В папином взгляде определенно было порицание.
– Ни слова больше о ребе Зерахе, сынок. Он – могильщик.
Но Хаймек все-таки хотел получить более точный ответ на свой вопрос.
– А для чего он всегда носит на плече веревки?
– Хватит, – резко сказал папа. – Все, что надо, узнаешь, когда подрастешь. А пока что ты еще маленький.
Но о Зерахе-могильщике ученики хедера часто говорили между собой. Мнения разделились. Шмулик сказал, что у ребе Зераха потому такое все длинное, что он съел слишком много земли. Земли из Израиля. Эту землю он брал из-под изголовья мертвецов. И сам он тоже хотел быть похороненным в земле Израиля. Однажды в сумерках, когда все окончили читать послеобеденную молитву, мальчик услышал, как Нахман, владелец жестяной лавки, сказал:
– Реб Зерах хоронит и хоронит… пока вот так же не похоронит он свои годы.
В тот же вечер Хаймек спросил у папы, как можно похоронить свои годы. Папа посмотрел на мальчика, покачал головой и сказал своим напевным голосом, каким он обычно напевал Гемарру:
– Хоронят годы… так говорят про человека, который стареет на глазах.
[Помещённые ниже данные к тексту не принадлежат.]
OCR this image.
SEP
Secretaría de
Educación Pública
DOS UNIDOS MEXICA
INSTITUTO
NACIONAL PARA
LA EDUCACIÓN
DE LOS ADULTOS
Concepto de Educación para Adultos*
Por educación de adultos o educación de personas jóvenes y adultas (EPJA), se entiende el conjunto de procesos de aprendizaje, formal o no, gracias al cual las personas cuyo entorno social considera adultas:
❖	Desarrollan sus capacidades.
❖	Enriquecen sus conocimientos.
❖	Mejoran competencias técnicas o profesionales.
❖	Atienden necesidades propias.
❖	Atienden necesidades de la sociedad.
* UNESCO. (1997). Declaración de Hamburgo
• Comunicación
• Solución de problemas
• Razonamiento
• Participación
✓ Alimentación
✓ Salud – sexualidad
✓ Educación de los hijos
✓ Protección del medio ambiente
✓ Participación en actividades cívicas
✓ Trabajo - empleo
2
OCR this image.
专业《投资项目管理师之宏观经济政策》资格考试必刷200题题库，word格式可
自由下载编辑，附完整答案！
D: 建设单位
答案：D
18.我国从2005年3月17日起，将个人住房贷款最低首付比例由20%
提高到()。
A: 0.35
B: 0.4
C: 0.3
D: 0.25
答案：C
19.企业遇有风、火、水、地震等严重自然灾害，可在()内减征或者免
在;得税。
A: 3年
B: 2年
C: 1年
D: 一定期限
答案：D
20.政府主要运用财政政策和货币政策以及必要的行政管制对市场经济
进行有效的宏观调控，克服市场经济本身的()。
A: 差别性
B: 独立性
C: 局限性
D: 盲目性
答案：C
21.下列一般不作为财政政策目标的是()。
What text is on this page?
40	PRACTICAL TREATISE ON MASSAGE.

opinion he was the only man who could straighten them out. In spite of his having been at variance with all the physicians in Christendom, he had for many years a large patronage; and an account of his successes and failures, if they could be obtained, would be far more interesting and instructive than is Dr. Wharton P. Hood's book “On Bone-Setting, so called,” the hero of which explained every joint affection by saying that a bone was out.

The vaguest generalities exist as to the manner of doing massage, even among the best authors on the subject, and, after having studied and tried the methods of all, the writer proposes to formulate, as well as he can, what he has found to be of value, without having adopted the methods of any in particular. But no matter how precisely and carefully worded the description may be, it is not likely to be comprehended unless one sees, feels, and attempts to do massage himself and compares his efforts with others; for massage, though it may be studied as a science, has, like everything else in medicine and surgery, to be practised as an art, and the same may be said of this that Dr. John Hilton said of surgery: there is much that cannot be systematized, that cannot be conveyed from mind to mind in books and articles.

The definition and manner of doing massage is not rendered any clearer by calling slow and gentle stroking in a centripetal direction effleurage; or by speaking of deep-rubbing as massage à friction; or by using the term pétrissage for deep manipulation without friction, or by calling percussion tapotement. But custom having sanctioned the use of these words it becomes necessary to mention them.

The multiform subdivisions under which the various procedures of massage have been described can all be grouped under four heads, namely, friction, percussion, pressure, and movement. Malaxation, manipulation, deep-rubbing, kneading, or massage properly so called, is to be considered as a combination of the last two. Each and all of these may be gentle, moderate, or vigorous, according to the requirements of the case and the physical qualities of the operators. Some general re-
– Но папа… (тут Хаймек запнулся, но тут же поправился) – реб Зерах… он ведь хоронит не годы, а покойников. Ведь правда, папа?
На этот раз папа ничего ему не ответил.
Этот реб Зерах… он очень занимал воображение Хаймека. Ему казалось, что могильщик вечен. Ему почему-то казалось, что реб Зерах никогда не был молодым и никогда не станет более старым. Весь вытянутый, несуразно длинный, смотрел он на мир и на землю у его ног беспросветно мутными, цвета глины глазами. Про него говорили, что когда он видит землю, то сразу же начинает делить ее на прямоугольники для могил. Как и все прочие мальчишки, Хаймек очень его боялся и, завидев издалека, старался избежать встречи с могильщиком. Но однажды это ему не удалось. Завидев Хаймека, реб Зерах шагнул к мальчику, и тот увидел его лицо, мокрое от слез. «Эли… Эли…» – кривились губы ребе Зераха. – «Эли… ну почему я должен хоронить и тебя?..»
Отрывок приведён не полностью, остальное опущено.